The cumulative effect: much of the gradient computation is wasted on the oscillating direction, and progress toward the minimum is slow.

Momentum adds a velocity to the optimizer. Instead of using only the current gradient, the update accumulates an exponentially weighted moving average of past gradients:

$$\mathbf{v}t = \beta \mathbf{v}{t-1} + (1-\beta)\nabla f(\mathbf{x}_t),$$

$$\mathbf{x}_{t+1} = \mathbf{x}_t - \alpha \mathbf{v}_t.$$

The hyperparameter $\beta \in [0, 1)$ controls the memory length. With $\beta = 0$, $\mathbf{v_t} = \nabla f(\mathbf{x_t})$ - no memory, just the current gradient. With $\beta = 0.9$, the velocity is an exponentially decaying average of approximately $1/(1-0.9) = 10$ past gradients.

Why momentum helps in ravines.

In the oscillating direction (the ravine walls): the gradient alternates sign each step - positive, then negative, then positive. The velocity in this direction is:

$$v = g - \beta g + \beta^2 g - \cdots \approx \frac{g}{1 + \beta}.$$

With $\beta = 0.9$: the effective gradient magnitude in the oscillating direction is roughly $g/1.9 \approx g/2$. The oscillations are damped.

In the consistent direction (along the ravine floor): the gradient always points the same way. The velocity accumulates:

$$v = g + \beta g + \beta^2 g + \cdots = \frac{g}{1-\beta}.$$

With $\beta = 0.9$: the effective gradient in the consistent direction is roughly $g/0.1 = 10g$. The progress is amplified tenfold.

Momentum simultaneously damps oscillations and amplifies consistent progress. The ball rolls through flat spots (it has built up velocity), shoots down consistent slopes (velocity accumulates), and does not oscillate as wildly in steep directions (opposite-sign gradients cancel in the velocity).

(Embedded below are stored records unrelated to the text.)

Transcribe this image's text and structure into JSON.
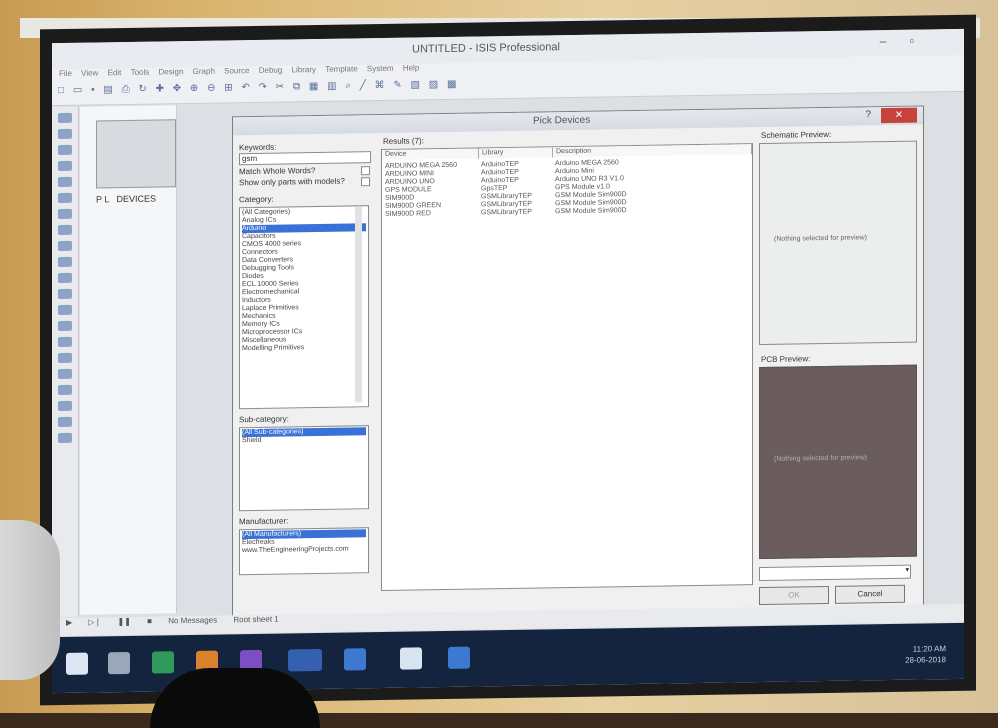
{
  "app": {
    "title": "UNTITLED - ISIS Professional",
    "window_controls": "–  ▫",
    "menu": [
      "File",
      "View",
      "Edit",
      "Tools",
      "Design",
      "Graph",
      "Source",
      "Debug",
      "Library",
      "Template",
      "System",
      "Help"
    ]
  },
  "device_panel": {
    "header": "DEVICES",
    "p_label": "P L"
  },
  "statusbar": {
    "no_messages": "No Messages",
    "sheet": "Root sheet 1"
  },
  "dialog": {
    "title": "Pick Devices",
    "help": "?",
    "close": "✕",
    "keywords_label": "Keywords:",
    "keywords_value": "gsm",
    "match_whole_words": "Match Whole Words?",
    "show_only_parts": "Show only parts with models?",
    "category_label": "Category:",
    "categories": [
      "(All Categories)",
      "Analog ICs",
      "Arduino",
      "Capacitors",
      "CMOS 4000 series",
      "Connectors",
      "Data Converters",
      "Debugging Tools",
      "Diodes",
      "ECL 10000 Series",
      "Electromechanical",
      "Inductors",
      "Laplace Primitives",
      "Mechanics",
      "Memory ICs",
      "Microprocessor ICs",
      "Miscellaneous",
      "Modelling Primitives"
    ],
    "selected_category_index": 2,
    "subcategory_label": "Sub-category:",
    "subcategories": [
      "(All Sub-categories)",
      "Shield"
    ],
    "manufacturer_label": "Manufacturer:",
    "manufacturers": [
      "(All Manufacturers)",
      "Elecfreaks",
      "www.TheEngineeringProjects.com"
    ],
    "results_label": "Results (7):",
    "columns": [
      "Device",
      "Library",
      "Description"
    ],
    "results": [
      {
        "device": "ARDUINO MEGA 2560",
        "library": "ArduinoTEP",
        "description": "Arduino MEGA 2560"
      },
      {
        "device": "ARDUINO MINI",
        "library": "ArduinoTEP",
        "description": "Arduino Mini"
      },
      {
        "device": "ARDUINO UNO",
        "library": "ArduinoTEP",
        "description": "Arduino UNO R3 V1.0"
      },
      {
        "device": "GPS MODULE",
        "library": "GpsTEP",
        "description": "GPS Module v1.0"
      },
      {
        "device": "SIM900D",
        "library": "GSMLibraryTEP",
        "description": "GSM Module Sim900D"
      },
      {
        "device": "SIM900D GREEN",
        "library": "GSMLibraryTEP",
        "description": "GSM Module Sim900D"
      },
      {
        "device": "SIM900D RED",
        "library": "GSMLibraryTEP",
        "description": "GSM Module Sim900D"
      }
    ],
    "schematic_preview_label": "Schematic Preview:",
    "schematic_preview_text": "(Nothing selected for preview)",
    "pcb_preview_label": "PCB Preview:",
    "pcb_preview_text": "(Nothing selected for preview)",
    "ok_label": "OK",
    "cancel_label": "Cancel"
  },
  "taskbar": {
    "time": "11:20 AM",
    "date": "28-06-2018"
  },
  "colors": {
    "selection": "#3a71d6",
    "close_button": "#c7423b",
    "taskbar": "#14243e"
  }
}
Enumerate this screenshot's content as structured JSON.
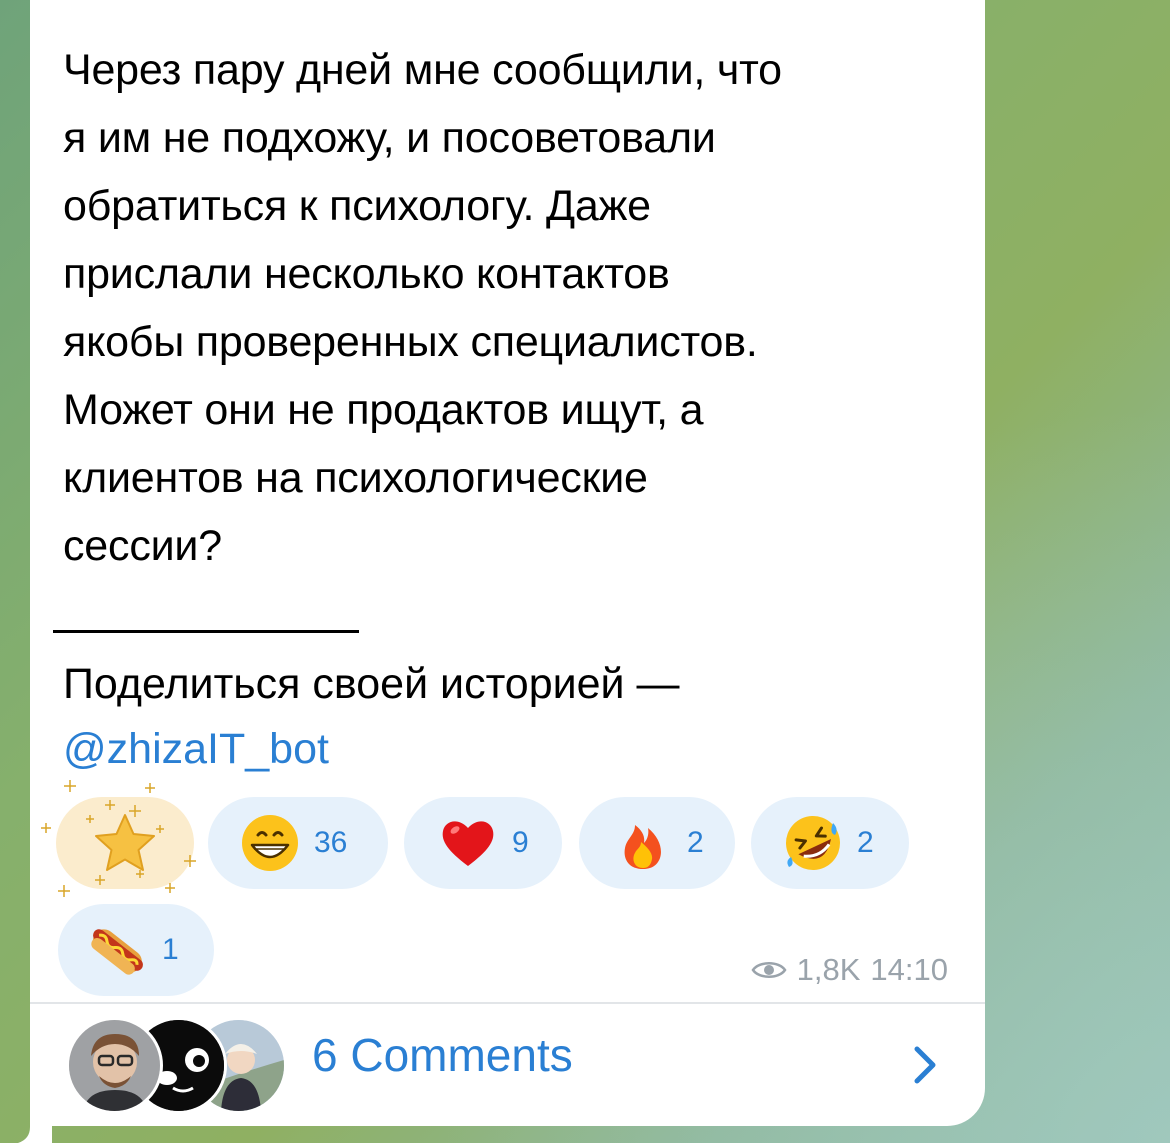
{
  "message": {
    "body": "Через пару дней мне сообщили, что\nя им не подхожу, и посоветовали\nобратиться к психологу. Даже\nприслали несколько контактов\nякобы проверенных специалистов.\nМожет они не продактов ищут, а\nклиентов на психологические\nсессии?",
    "share_text": "Поделиться своей историей —",
    "bot_link": "@zhizaIT_bot"
  },
  "reactions": [
    {
      "icon": "star-emoji",
      "count": "",
      "paid": true
    },
    {
      "icon": "grinning-face-emoji",
      "count": "36"
    },
    {
      "icon": "red-heart-emoji",
      "count": "9"
    },
    {
      "icon": "fire-emoji",
      "count": "2"
    },
    {
      "icon": "rolling-laughing-face-emoji",
      "count": "2"
    },
    {
      "icon": "hot-dog-emoji",
      "count": "1"
    }
  ],
  "meta": {
    "views": "1,8K",
    "time": "14:10"
  },
  "comments": {
    "label": "6 Comments"
  },
  "colors": {
    "link": "#2a7fd3",
    "reaction_bg": "#e6f1fb",
    "paid_bg": "#fbeccd",
    "meta": "#9aa3ab"
  }
}
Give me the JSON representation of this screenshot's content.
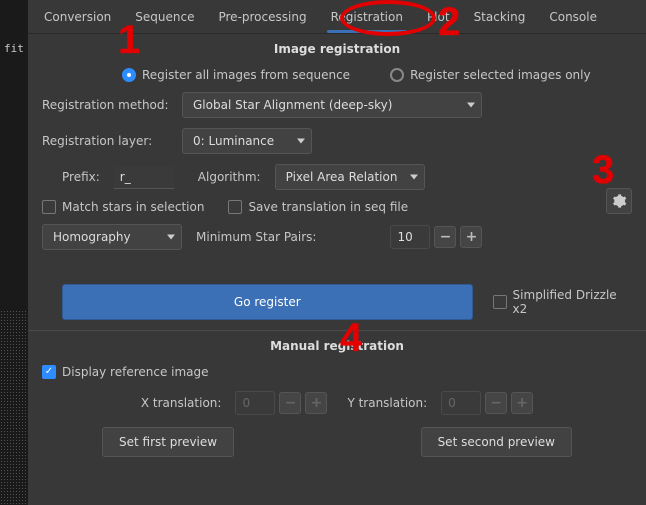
{
  "sidebar_label": "fit",
  "tabs": {
    "items": [
      "Conversion",
      "Sequence",
      "Pre-processing",
      "Registration",
      "Plot",
      "Stacking",
      "Console"
    ],
    "active_index": 3
  },
  "section1_title": "Image registration",
  "radios": {
    "all_label": "Register all images from sequence",
    "selected_label": "Register selected images only",
    "value": "all"
  },
  "reg_method": {
    "label": "Registration method:",
    "value": "Global Star Alignment (deep-sky)"
  },
  "reg_layer": {
    "label": "Registration layer:",
    "value": "0: Luminance"
  },
  "prefix": {
    "label": "Prefix:",
    "value": "r_"
  },
  "algorithm": {
    "label": "Algorithm:",
    "value": "Pixel Area Relation"
  },
  "cb_match_stars": {
    "label": "Match stars in selection",
    "checked": false
  },
  "cb_save_seq": {
    "label": "Save translation in seq file",
    "checked": false
  },
  "transform": {
    "value": "Homography"
  },
  "min_star": {
    "label": "Minimum Star Pairs:",
    "value": "10"
  },
  "go_button": "Go register",
  "cb_drizzle": {
    "label": "Simplified Drizzle x2",
    "checked": false
  },
  "section2_title": "Manual registration",
  "cb_display_ref": {
    "label": "Display reference image",
    "checked": true
  },
  "xtrans": {
    "label": "X translation:",
    "value": "0"
  },
  "ytrans": {
    "label": "Y translation:",
    "value": "0"
  },
  "preview1": "Set first preview",
  "preview2": "Set second preview",
  "annotations": {
    "n1": "1",
    "n2": "2",
    "n3": "3",
    "n4": "4"
  }
}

Section 4: Nesterov Momentum

Nesterov’s modification looks small - computing the gradient at a “lookahead” position instead of the current position - but it has meaningful consequences.

Standard momentum: compute gradient at current position $\mathbf{x_t}$, then update.

Nesterov momentum: compute gradient at the anticipated position $\mathbf{x_t} - \beta\mathbf{v_{t-1}}$ (where the current velocity would take you), then correct:

$$\mathbf{v}t = \beta \mathbf{v}{t-1} + (1-\beta)\nabla f(\mathbf{x}t - \beta\mathbf{v}{t-1}),$$

$$\mathbf{x}_{t+1} = \mathbf{x}_t - \alpha \mathbf{v}_t.$$

Physical intuition. Standard momentum is like a ball that first looks at where it is now, then commits to its velocity. Nesterov momentum is like a ball that projects where its current velocity will take it, looks at the gradient there, and incorporates that information before committing. If the lookahead position is on the downslope of a hill that standard momentum is about to overshoot, Nesterov can see this and slow down in advance.

Theoretical consequence. For smooth convex objectives, Nesterov momentum achieves $O(1/t^2)$ convergence - the same as Nesterov accelerated gradient descent from the previous post. Standard gradient descent with momentum achieves only $O(1/t)$. The Nesterov modification is what creates the acceleration.

In practice, for deep learning, the difference between standard and Nesterov momentum is often small. Nesterov is used in some frameworks as the default (e.g., it is the nesterov=True option in PyTorch’s SGD). The theoretical advantage matters more for convex problems than for the non-convex neural network case.


Section 5: AdaGrad

Momentum addresses the speed and oscillation problems but not the heterogeneous gradient problem. Every coordinate still uses the same learning rate $\alpha$.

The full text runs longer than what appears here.